There is no Power in Names to consecrate Persons or Things, or to alter their Nature; and yet the Majority of Mankind have always worshipped the Idols of Words and Sounds; and a Monosyllable has often done more than an Army, towards keeping them under Awe and Servitude. In Catholic Countries, the Word Pope, or Priest, carries with it more Reverence than does the Old or New Testament, and more Terror than an armed Host. And lately in France, the Words, Grand Monarque, or the Glory of the Grand Monarque, could keep a vast Nation in Misery and Wooden-shoes, and carry a Hundred Thousand of them at a time to the Slaughter.
This blind Devotion to Names, so inconsistent with true Liberty, which shews itself in Judging as well as Acting, has also prevailed in this free Nation to a Degree shameful and dangerous. We know what terrible Lengths the Words Church, Clergy, Divine Right, and the like undefined Nonsense, have gone towards enslaving us; and what a steady and ridiculous Reverence is still paid to them, even when they are evidently applied to Purposes the most impious and tyrannical.

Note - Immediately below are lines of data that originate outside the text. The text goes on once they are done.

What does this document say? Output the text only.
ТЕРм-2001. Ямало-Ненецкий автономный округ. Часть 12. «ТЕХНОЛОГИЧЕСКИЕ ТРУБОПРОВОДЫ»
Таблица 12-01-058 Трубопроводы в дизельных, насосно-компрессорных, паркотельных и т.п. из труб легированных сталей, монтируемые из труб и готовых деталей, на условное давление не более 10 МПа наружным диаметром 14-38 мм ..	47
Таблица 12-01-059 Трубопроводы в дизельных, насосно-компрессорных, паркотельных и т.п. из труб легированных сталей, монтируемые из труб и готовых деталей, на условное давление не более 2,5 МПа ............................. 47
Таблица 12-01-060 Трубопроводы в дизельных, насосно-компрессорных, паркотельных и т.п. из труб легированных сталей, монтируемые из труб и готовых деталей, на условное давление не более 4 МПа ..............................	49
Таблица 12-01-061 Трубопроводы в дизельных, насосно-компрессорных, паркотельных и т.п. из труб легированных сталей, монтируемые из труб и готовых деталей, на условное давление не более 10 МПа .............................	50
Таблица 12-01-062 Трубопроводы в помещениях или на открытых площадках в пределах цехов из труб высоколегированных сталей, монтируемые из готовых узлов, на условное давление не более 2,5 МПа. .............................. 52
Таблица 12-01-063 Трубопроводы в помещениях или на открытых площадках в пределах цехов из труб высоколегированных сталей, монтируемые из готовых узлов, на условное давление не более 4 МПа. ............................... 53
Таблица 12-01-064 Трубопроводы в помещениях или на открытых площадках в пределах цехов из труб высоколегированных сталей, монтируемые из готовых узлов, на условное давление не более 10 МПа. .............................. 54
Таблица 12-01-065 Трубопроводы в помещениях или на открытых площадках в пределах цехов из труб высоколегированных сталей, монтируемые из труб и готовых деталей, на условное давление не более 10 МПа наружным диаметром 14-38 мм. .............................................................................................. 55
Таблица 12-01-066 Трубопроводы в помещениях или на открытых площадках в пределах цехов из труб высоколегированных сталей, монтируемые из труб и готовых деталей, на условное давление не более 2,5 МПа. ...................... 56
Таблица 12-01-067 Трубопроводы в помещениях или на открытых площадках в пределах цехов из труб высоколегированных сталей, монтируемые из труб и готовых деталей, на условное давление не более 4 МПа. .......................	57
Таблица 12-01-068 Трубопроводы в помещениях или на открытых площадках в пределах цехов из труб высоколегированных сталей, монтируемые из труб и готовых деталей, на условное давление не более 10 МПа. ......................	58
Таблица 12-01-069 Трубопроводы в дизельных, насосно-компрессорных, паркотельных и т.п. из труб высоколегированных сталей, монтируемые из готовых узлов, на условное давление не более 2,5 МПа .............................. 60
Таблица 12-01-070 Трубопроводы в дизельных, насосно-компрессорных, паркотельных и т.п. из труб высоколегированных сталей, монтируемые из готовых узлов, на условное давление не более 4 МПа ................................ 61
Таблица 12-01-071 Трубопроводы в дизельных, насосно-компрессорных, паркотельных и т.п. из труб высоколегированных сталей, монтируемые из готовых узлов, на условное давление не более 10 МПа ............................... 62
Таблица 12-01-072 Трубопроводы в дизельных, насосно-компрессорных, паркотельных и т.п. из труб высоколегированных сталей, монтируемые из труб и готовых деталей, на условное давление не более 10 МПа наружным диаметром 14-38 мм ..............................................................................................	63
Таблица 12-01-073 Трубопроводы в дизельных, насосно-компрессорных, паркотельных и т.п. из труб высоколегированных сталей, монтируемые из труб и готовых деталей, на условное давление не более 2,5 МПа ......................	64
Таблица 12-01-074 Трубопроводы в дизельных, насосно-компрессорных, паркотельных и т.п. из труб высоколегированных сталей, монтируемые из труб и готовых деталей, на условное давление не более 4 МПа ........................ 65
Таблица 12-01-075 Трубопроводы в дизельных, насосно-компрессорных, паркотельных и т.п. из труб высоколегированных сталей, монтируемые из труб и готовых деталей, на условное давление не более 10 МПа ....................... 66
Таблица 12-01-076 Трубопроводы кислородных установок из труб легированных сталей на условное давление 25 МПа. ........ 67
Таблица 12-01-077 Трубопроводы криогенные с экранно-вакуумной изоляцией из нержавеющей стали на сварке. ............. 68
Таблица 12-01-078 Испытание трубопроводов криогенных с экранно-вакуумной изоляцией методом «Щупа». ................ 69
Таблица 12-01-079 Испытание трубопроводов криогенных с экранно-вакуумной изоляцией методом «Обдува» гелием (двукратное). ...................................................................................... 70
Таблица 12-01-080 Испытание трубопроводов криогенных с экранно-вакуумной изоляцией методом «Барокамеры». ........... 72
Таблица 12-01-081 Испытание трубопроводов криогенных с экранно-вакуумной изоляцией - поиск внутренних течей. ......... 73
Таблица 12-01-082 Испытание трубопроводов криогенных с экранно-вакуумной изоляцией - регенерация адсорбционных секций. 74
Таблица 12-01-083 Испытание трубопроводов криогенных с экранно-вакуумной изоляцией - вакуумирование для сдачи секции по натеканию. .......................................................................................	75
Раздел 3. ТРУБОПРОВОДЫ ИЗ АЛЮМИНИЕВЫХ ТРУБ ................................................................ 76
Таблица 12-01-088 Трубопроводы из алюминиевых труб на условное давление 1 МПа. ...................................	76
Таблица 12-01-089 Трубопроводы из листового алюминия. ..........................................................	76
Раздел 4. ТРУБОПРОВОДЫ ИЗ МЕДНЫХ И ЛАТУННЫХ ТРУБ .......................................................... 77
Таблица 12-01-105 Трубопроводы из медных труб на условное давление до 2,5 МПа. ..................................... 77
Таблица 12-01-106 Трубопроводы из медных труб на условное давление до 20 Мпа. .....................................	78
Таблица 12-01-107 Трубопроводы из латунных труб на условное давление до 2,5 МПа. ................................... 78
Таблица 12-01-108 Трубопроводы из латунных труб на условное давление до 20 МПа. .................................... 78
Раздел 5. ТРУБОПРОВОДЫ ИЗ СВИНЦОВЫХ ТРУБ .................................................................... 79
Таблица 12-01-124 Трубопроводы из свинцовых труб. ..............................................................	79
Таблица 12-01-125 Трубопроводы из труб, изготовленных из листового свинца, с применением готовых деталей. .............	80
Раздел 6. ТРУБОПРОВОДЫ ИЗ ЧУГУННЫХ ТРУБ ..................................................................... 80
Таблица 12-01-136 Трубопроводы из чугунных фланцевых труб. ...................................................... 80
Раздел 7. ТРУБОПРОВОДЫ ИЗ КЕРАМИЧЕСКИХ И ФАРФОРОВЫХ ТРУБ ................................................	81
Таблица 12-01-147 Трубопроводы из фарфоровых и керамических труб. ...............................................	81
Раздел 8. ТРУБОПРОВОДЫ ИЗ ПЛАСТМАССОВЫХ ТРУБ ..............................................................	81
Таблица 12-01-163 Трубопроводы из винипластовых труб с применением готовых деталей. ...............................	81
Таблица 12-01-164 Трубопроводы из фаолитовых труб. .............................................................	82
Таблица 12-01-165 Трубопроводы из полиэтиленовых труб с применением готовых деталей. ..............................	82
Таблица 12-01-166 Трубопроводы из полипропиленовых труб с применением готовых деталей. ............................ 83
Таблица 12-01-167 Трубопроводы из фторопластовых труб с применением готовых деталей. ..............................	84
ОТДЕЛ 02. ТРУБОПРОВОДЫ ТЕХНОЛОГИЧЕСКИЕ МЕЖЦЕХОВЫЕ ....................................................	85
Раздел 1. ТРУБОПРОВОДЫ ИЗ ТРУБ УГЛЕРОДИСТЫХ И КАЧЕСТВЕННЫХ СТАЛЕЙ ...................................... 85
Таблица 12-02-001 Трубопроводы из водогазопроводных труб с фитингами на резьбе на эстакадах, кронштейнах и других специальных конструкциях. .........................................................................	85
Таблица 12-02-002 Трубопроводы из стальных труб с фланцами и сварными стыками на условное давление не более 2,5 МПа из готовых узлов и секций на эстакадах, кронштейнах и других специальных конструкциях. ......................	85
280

Nor does this Charge of worshipping Words lie altogether at the Door of one Party only. Even that Side, which boasts a greater Share of Reason and Freedom, is manifestly guilty of the like Idolatry to Names and Persons, and in Instances of the greatest Importance. They do not consider the Speech, but the Speaker; nor what is done, but the Door; and consequently praise, by the Great, in their own Leaders, what they would loudly condemn in any others.
Credulity and implicit Belief are equally dangerous in Government as in Religion: They have made the World Slaves, and they keep it so. Every Party has its Pope, and some have several; who, like him at Rome, never fail to make an ill Use of the Faith of their Followers, and deceive those who trust in them.
I have said thus much to apprise the Reader, that this will be an Independent Paper, which will stoop to no Party, nor have any Friends or Enemies, but such as make themselves so, by espousing the Interests of Truth or Falshood.